2) Well managed link pages will result in the same kind of links appearing more frequently than geniune shout-outs.

3) If the above is not true (so your blog/stue has lots of links from true fans/friends etc) then it would be fair to state you are probably an established player/trand (let's take Dave Naylor as an example). You could then cross-reference searches for this actual brand in Google, if there aren't any, then it's more likely paid links are in place.

4) Most of these link pages (that aren't reciprocal) require payment - be it monthly or yearly. As Google watches and crawls those pages (your link aside) unnatural things such as links commonly dropping off on a yearly/monthly/predictable basis may raise a flag for link buying.

5) I would also suggest that SEOs are probably after keyword rich anchor text, whereas natural "friend/fan" links will probably be the site name. So looking at anchor text distrubution is another clue.

6) For any site you can name, Google will have a huge dataset of similar sites to compare backlink profiles.

7) Never forget about Google's army of manual quality reviewers!

The above is off the top of my head, I'm sure with Google's tools and brains they have working on the paid links issue, there are ways they can spot them.

However, as a lot of my post revolved around - the odds of being penalised for buying links remains low, as Google seems to be currently focussed on link sellers, not buyers.
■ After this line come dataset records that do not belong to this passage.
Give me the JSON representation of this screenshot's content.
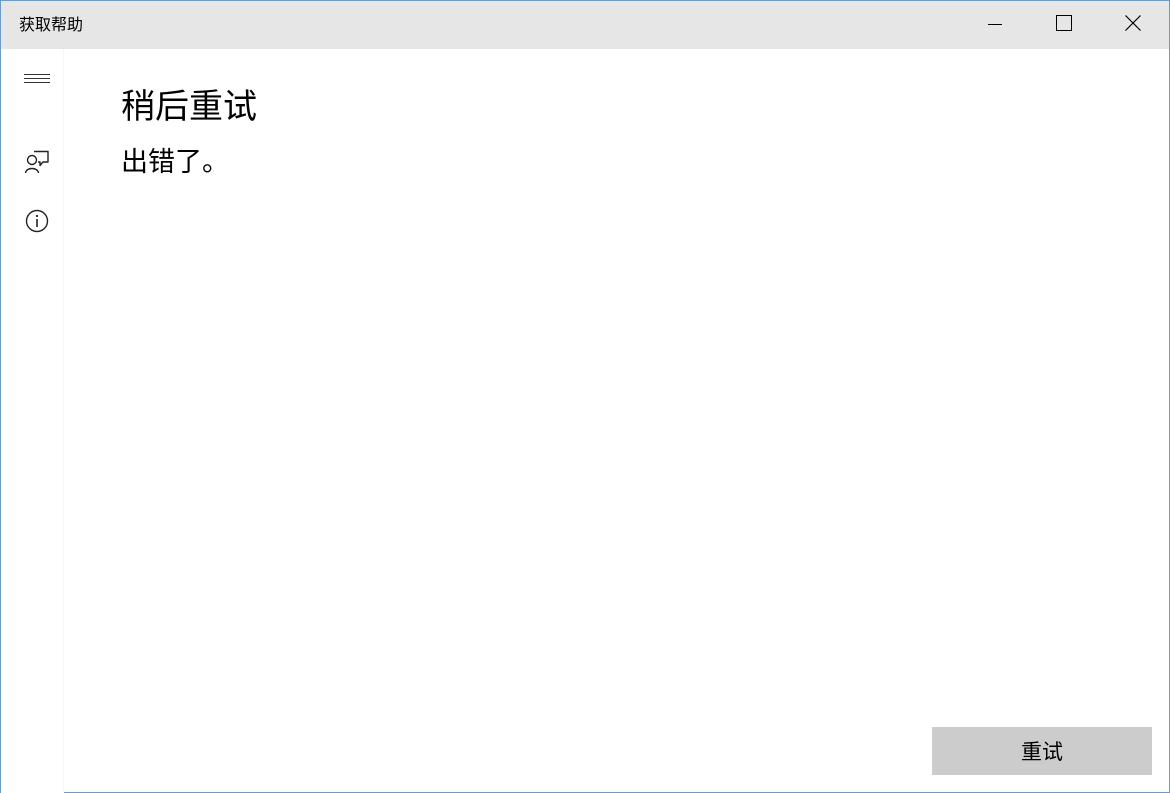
{
  "window": {
    "title": "获取帮助",
    "controls": {
      "minimize": "minimize-icon",
      "maximize": "maximize-icon",
      "close": "close-icon"
    }
  },
  "sidebar": {
    "items": [
      {
        "icon": "hamburger-menu-icon"
      },
      {
        "icon": "contact-support-icon"
      },
      {
        "icon": "info-icon"
      }
    ]
  },
  "main": {
    "heading": "稍后重试",
    "message": "出错了。"
  },
  "actions": {
    "retry_label": "重试"
  },
  "colors": {
    "titlebar_bg": "#e6e6e6",
    "button_bg": "#cccccc",
    "window_border": "#6b9bc7",
    "text": "#000000"
  }
}
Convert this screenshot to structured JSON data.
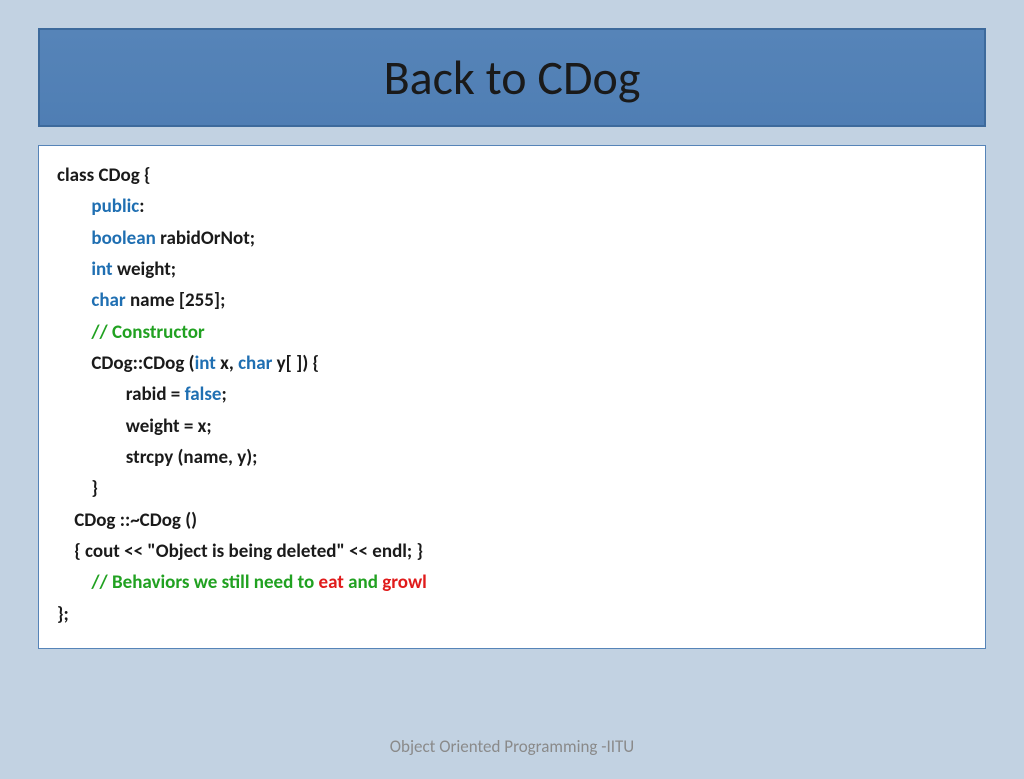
{
  "title": "Back to CDog",
  "footer": "Object Oriented Programming -IITU",
  "code": {
    "l1_a": "class CDog {",
    "l2_kw": "public",
    "l2_b": ":",
    "l3_kw": "boolean",
    "l3_b": " rabidOrNot;",
    "l4_kw": "int",
    "l4_b": " weight;",
    "l5_kw": "char",
    "l5_b": " name [255];",
    "l6_cmt": "// Constructor",
    "l7_a": "CDog::CDog (",
    "l7_kw1": "int",
    "l7_b": " x, ",
    "l7_kw2": "char",
    "l7_c": " y[ ]) {",
    "l8_a": "rabid = ",
    "l8_kw": "false",
    "l8_b": ";",
    "l9_a": "weight = x;",
    "l10_a": "strcpy (name, y);",
    "l11_a": "}",
    "l12_a": "CDog ::~CDog ()",
    "l13_a": "{ cout << \"Object is being deleted\" << endl; }",
    "l14_cmt_a": "// Behaviors we still need to ",
    "l14_kw1": "eat",
    "l14_cmt_b": " and ",
    "l14_kw2": "growl",
    "l15_a": "};"
  }
}
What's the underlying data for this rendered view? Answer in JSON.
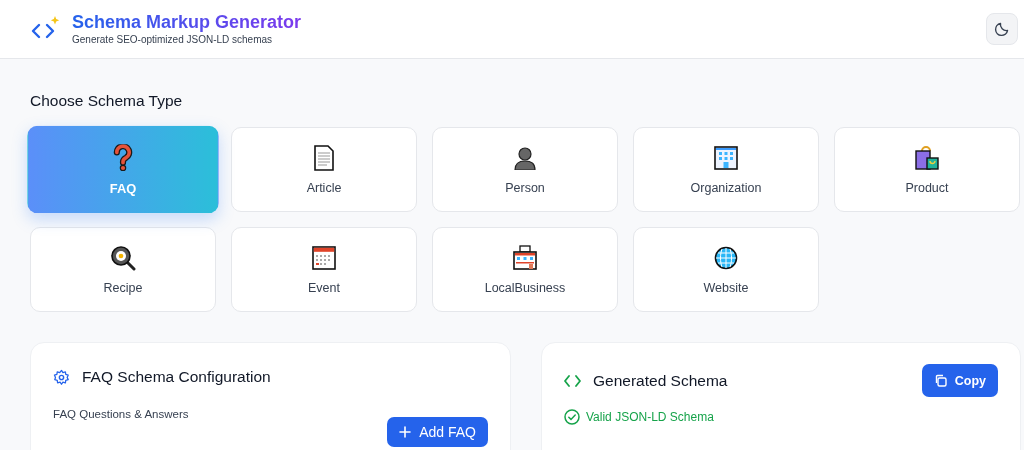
{
  "header": {
    "title": "Schema Markup Generator",
    "subtitle": "Generate SEO-optimized JSON-LD schemas"
  },
  "section_title": "Choose Schema Type",
  "schema_types": [
    {
      "label": "FAQ",
      "kind": "question",
      "selected": true
    },
    {
      "label": "Article",
      "kind": "document",
      "selected": false
    },
    {
      "label": "Person",
      "kind": "person",
      "selected": false
    },
    {
      "label": "Organization",
      "kind": "building",
      "selected": false
    },
    {
      "label": "Product",
      "kind": "bag",
      "selected": false
    },
    {
      "label": "Recipe",
      "kind": "pan",
      "selected": false
    },
    {
      "label": "Event",
      "kind": "calendar",
      "selected": false
    },
    {
      "label": "LocalBusiness",
      "kind": "store",
      "selected": false
    },
    {
      "label": "Website",
      "kind": "globe",
      "selected": false
    }
  ],
  "config_panel": {
    "title": "FAQ Schema Configuration",
    "subtitle": "FAQ Questions & Answers",
    "add_button": "Add FAQ"
  },
  "output_panel": {
    "title": "Generated Schema",
    "copy_button": "Copy",
    "status": "Valid JSON-LD Schema"
  }
}
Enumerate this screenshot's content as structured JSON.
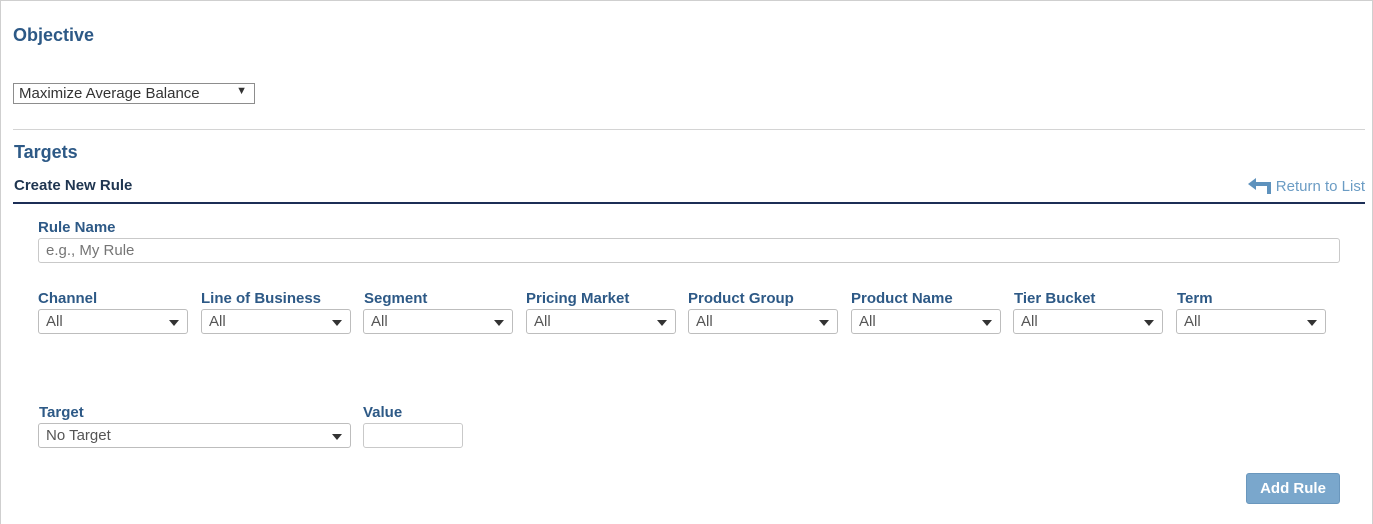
{
  "objective": {
    "title": "Objective",
    "selected": "Maximize Average Balance",
    "dropdown_icon": "triangle-down"
  },
  "targets": {
    "title": "Targets",
    "create_new_rule": "Create New Rule",
    "return_to_list": "Return to List",
    "return_icon": "return-arrow"
  },
  "form": {
    "rule_name_label": "Rule Name",
    "rule_name_placeholder": "e.g., My Rule",
    "filters": [
      {
        "label": "Channel",
        "value": "All"
      },
      {
        "label": "Line of Business",
        "value": "All"
      },
      {
        "label": "Segment",
        "value": "All"
      },
      {
        "label": "Pricing Market",
        "value": "All"
      },
      {
        "label": "Product Group",
        "value": "All"
      },
      {
        "label": "Product Name",
        "value": "All"
      },
      {
        "label": "Tier Bucket",
        "value": "All"
      },
      {
        "label": "Term",
        "value": "All"
      }
    ],
    "target_label": "Target",
    "target_value": "No Target",
    "value_label": "Value",
    "value_value": "",
    "add_rule_label": "Add Rule"
  },
  "colors": {
    "heading": "#2d5986",
    "rule_line": "#1c2e56",
    "button": "#7aa7cc",
    "link": "#6b9cc4"
  }
}
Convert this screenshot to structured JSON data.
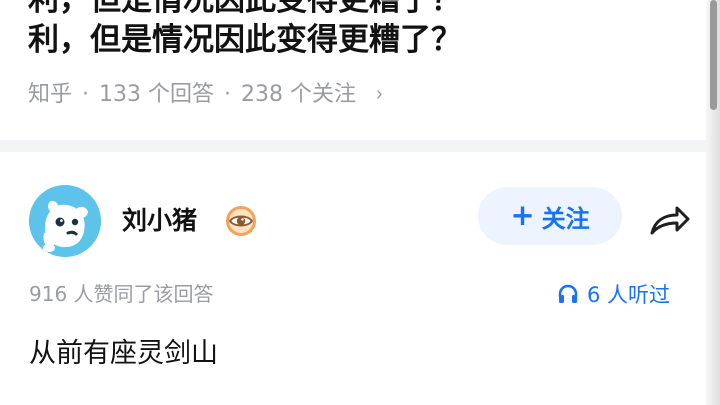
{
  "question": {
    "title_line_1_partial": "利，但是情况因此变得更糟了？",
    "title_line_1": "利，但是情况因此变得更糟了？",
    "title_line_2": "利，但是情况因此变得更糟了？",
    "meta": {
      "source": "知乎",
      "answer_count": "133 个回答",
      "follow_count": "238 个关注",
      "chevron": "›"
    }
  },
  "answer": {
    "author": "刘小猪",
    "follow_button": {
      "plus": "+",
      "label": "关注"
    },
    "stats_text": "916 人赞同了该回答",
    "listeners": "6 人听过",
    "content": "从前有座灵剑山"
  },
  "icons": {
    "avatar": "dog-avatar-icon",
    "badge": "eye-badge-icon",
    "share": "share-icon",
    "listen": "headphone-icon"
  },
  "colors": {
    "accent": "#1772f6",
    "follow_bg": "#edf4ff",
    "meta_text": "#9a9ca2",
    "avatar": "#5ec3ea",
    "badge": "#f0b56a"
  }
}
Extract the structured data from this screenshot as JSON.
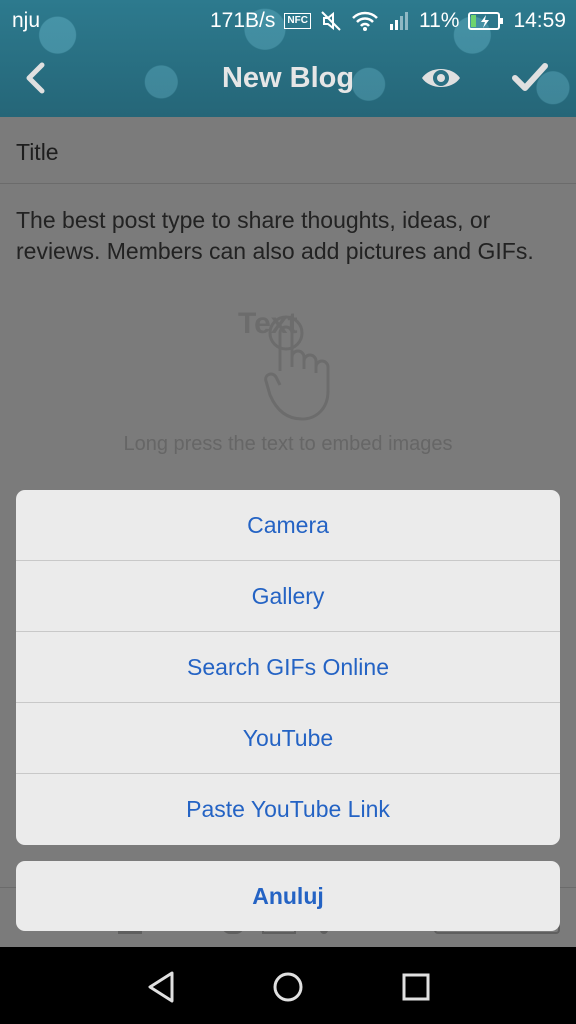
{
  "status_bar": {
    "carrier": "nju",
    "speed": "171B/s",
    "nfc_label": "NFC",
    "battery_percent": "11%",
    "time": "14:59"
  },
  "toolbar": {
    "title": "New Blog",
    "back_icon": "chevron-left-icon",
    "preview_icon": "eye-icon",
    "submit_icon": "check-icon"
  },
  "editor": {
    "title_placeholder": "Title",
    "body_placeholder": "The best post type to share thoughts, ideas, or reviews. Members can also add pictures and GIFs.",
    "embed_hint_word": "Text",
    "embed_hint_text": "Long press the text to embed images"
  },
  "sheet": {
    "items": [
      {
        "label": "Camera"
      },
      {
        "label": "Gallery"
      },
      {
        "label": "Search GIFs Online"
      },
      {
        "label": "YouTube"
      },
      {
        "label": "Paste YouTube Link"
      }
    ],
    "cancel_label": "Anuluj"
  },
  "colors": {
    "accent": "#2463c4",
    "header": "#2a7184",
    "overlay": "#7b7b7b",
    "sheet_bg": "#ebebeb"
  }
}
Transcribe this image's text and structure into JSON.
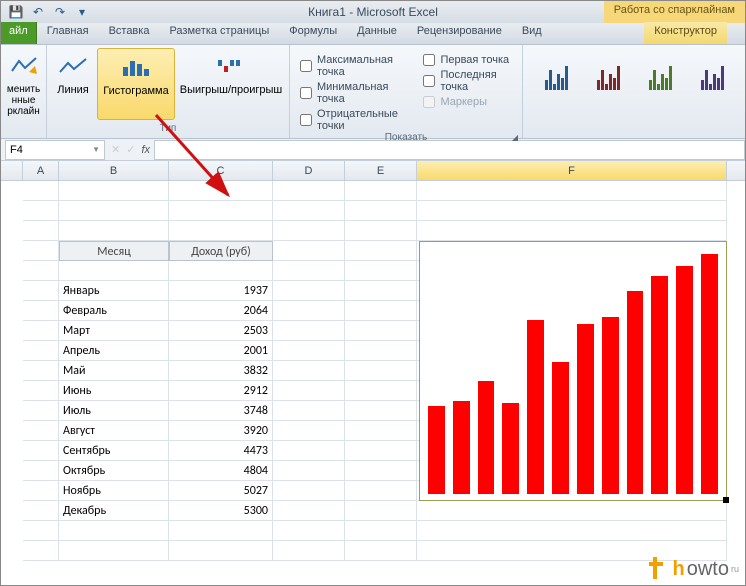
{
  "titlebar": {
    "title": "Книга1 - Microsoft Excel",
    "contextual": "Работа со спарклайнам"
  },
  "tabs": {
    "file": "айл",
    "items": [
      "Главная",
      "Вставка",
      "Разметка страницы",
      "Формулы",
      "Данные",
      "Рецензирование",
      "Вид"
    ],
    "contextual": "Конструктор"
  },
  "ribbon": {
    "group_sparkline_btn": "менить\nнные\nрклайн",
    "type": {
      "line": "Линия",
      "histogram": "Гистограмма",
      "winloss": "Выигрыш/проигрыш",
      "group": "Тип"
    },
    "show": {
      "max_point": "Максимальная точка",
      "first_point": "Первая точка",
      "min_point": "Минимальная точка",
      "last_point": "Последняя точка",
      "neg_point": "Отрицательные точки",
      "markers": "Маркеры",
      "group": "Показать"
    }
  },
  "namebox": "F4",
  "columns": [
    "A",
    "B",
    "C",
    "D",
    "E",
    "F"
  ],
  "table": {
    "headers": {
      "month": "Месяц",
      "income": "Доход (руб)"
    },
    "rows": [
      {
        "month": "Январь",
        "income": 1937
      },
      {
        "month": "Февраль",
        "income": 2064
      },
      {
        "month": "Март",
        "income": 2503
      },
      {
        "month": "Апрель",
        "income": 2001
      },
      {
        "month": "Май",
        "income": 3832
      },
      {
        "month": "Июнь",
        "income": 2912
      },
      {
        "month": "Июль",
        "income": 3748
      },
      {
        "month": "Август",
        "income": 3920
      },
      {
        "month": "Сентябрь",
        "income": 4473
      },
      {
        "month": "Октябрь",
        "income": 4804
      },
      {
        "month": "Ноябрь",
        "income": 5027
      },
      {
        "month": "Декабрь",
        "income": 5300
      }
    ]
  },
  "chart_data": {
    "type": "bar",
    "categories": [
      "Январь",
      "Февраль",
      "Март",
      "Апрель",
      "Май",
      "Июнь",
      "Июль",
      "Август",
      "Сентябрь",
      "Октябрь",
      "Ноябрь",
      "Декабрь"
    ],
    "values": [
      1937,
      2064,
      2503,
      2001,
      3832,
      2912,
      3748,
      3920,
      4473,
      4804,
      5027,
      5300
    ],
    "title": "",
    "xlabel": "",
    "ylabel": "",
    "ylim": [
      0,
      5300
    ]
  },
  "watermark": {
    "brand": "howto",
    "suffix": "ru"
  }
}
It's a long-term game, so slowly adding to your rap-sheet could for all you know end you up with a ban (if Google decide there is enough evidence) is 3 years time, which means you've wasted even more investment that if you'd been caught out early.

Edit: It's also worth nothing, if you're doing "x amount of links by PageRank" that PR is on an exponential scale, so you would expect the link crawling to be similar. From the recent Matt Cutts interview, "The number of links crawled is roughly correlated to PageRank".

Comment posted 18.03.10 @ 15:04

Adam

Hi Mark,

I agree with all of your comments, however believe that you yourself have been very political in your response (as a result of your duties no doubt).

Buying links does work, and the trick is to obviously do so in an undetectable manner, the Google filters for picking up such links are very poor. In my experience it seems that Google obviously picks up on sections of websites which are headed 'sponsors' and 'partners' and discounts them, however if you have a more generic headed section then Google is unable to prove it is a paid link (especially if it is a relevant site).

We also both know, that for paid links, the majority of these are placed in the footor of in the sidebar of a website which as far as comparison is concerned is insignificant compared to context link.

Then there is building links, now building links is not against TOS, this is a very very grey area, At Matt Cutts blogs there is an official statement as to what is against Googles TOS, however bottom line, is buildings links was against TOS then obviously links from places such as ezinearticles.com would not carry as much value as they do.

Link are the most important thing when it comes to rankings and always will be, as if you have a number of websites competing for a term, then the majority of the factors for both website will be similar, like the title tags, and the keyword density etc, however the one area where sites can differ a huge amount is in their link profile.

I myself have been studying SEO for some time now and am a link building expert, I would love to work for a company like yourself however have not got significant evidence of rankings for competitive terms yet. I would love to contact your directly when I am competing for a few competitive terms I am targeting about a career at your company. For reference I am targeting competitive terms, when I say 'competitive' I don't mean phrases where the top sites have no 'authority' and only have several links registered. I am talking about massive phrases which will make me nice profit, however SEO is my passion and what I wish to do.

Comment posted 25.03.10 @ 15:55

Hi Adam, I thought the post was fairly candid, not political!

If you're interested at jobs at Further, keep an eye on our career page. We've just finished a round for interviews for a senior SEO positions, I am however always interested to hear from link builders!